2020/3/17 10:54:00 0

The United StatesStock IndexFusingThe Federal ReserveBailoutThe US EconomyOverseas Textile

On the 16 day, the three major indexes of the United States dropped sharply, and the S & P 500 index fell 8.14%, triggering the fusing mechanism and stopping for 15 minutes. This is the third time in two weeks that U.S. stocks have broken down.

The Federal Reserve rescues the market radically unexpectedly.

On Sunday, the US Federal Reserve cut interest rates urgently, and at the same time launched a $700 billion quantitative easing plan, which should have been good news for the market. However, after the announcement, US stock futures fell 5% to the limit line.

Market doubts about the US economy

There are two reasons for this. First, the Federal Reserve is so eager to introduce bailout policy and the market is much larger than the market expected. The market doubted whether the Fed predicted or saw the economic data that the market did not know, and such economic data suggested that the epidemic would have a more serious impact on the US economy.

Whether the Fed's bullets are used up to lead the market?

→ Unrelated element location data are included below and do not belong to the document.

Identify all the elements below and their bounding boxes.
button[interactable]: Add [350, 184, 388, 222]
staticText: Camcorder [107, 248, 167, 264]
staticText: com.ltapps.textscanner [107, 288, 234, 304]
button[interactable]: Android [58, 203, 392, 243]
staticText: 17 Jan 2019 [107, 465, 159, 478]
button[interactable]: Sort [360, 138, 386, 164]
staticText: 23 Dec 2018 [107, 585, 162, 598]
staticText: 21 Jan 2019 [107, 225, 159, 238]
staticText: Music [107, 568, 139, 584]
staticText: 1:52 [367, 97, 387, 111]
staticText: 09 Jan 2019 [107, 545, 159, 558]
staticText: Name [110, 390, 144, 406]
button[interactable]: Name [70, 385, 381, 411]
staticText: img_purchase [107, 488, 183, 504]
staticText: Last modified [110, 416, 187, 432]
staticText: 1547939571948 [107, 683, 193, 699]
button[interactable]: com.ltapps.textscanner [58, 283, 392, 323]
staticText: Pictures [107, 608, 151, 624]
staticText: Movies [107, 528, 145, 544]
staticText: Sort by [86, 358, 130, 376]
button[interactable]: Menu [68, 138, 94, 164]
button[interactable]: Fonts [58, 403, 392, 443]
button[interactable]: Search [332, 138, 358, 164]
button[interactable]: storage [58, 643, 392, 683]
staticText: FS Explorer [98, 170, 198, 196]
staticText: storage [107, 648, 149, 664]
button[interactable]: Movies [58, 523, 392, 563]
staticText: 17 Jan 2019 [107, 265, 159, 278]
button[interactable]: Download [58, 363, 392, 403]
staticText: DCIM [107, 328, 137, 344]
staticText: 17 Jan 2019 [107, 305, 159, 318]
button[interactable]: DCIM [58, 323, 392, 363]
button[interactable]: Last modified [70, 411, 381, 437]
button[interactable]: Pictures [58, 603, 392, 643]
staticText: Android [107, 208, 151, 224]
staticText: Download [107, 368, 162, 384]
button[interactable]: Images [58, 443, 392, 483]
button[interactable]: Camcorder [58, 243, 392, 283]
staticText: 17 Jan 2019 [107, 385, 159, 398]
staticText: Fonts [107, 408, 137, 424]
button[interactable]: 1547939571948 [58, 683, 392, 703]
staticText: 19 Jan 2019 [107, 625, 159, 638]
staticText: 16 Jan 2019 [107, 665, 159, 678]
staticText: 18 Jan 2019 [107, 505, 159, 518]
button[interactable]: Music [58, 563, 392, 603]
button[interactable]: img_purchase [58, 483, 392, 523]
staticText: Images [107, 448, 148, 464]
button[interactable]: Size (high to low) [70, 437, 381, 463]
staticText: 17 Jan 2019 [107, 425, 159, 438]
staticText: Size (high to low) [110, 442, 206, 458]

Second, the market is worried that the Federal Reserve will destroy all the bullets, and it is still in the early stages of the development of the epidemic in the United States. If the next economy needs more policy support, the Federal Reserve will have nothing to do.

And the reason for the accelerated downfall is that President Trump admitted that the epidemic could continue into July or August, making the market more pessimistic about the economic impact.

Next, perhaps one of the most important news for the market, is to see the White House plan for the epidemic on Wednesday or Thursday, which may include tax cuts for consumers and assistance to the aviation industry.

The market has yet to see the bottom of the market.

In the overall market, emotions are still very scare. Last week, a continuous decline has caused many institutional investors to break up positions, or before they fall to the bottom, they have exhausted their cash, so the market has not seen the bottom of the market. More investors want to see the epidemic in the United States stabilized and improved after the economic impact of more data analysis, and then re valuation and analysis of the market. Therefore, the shock of US stocks may not be over yet.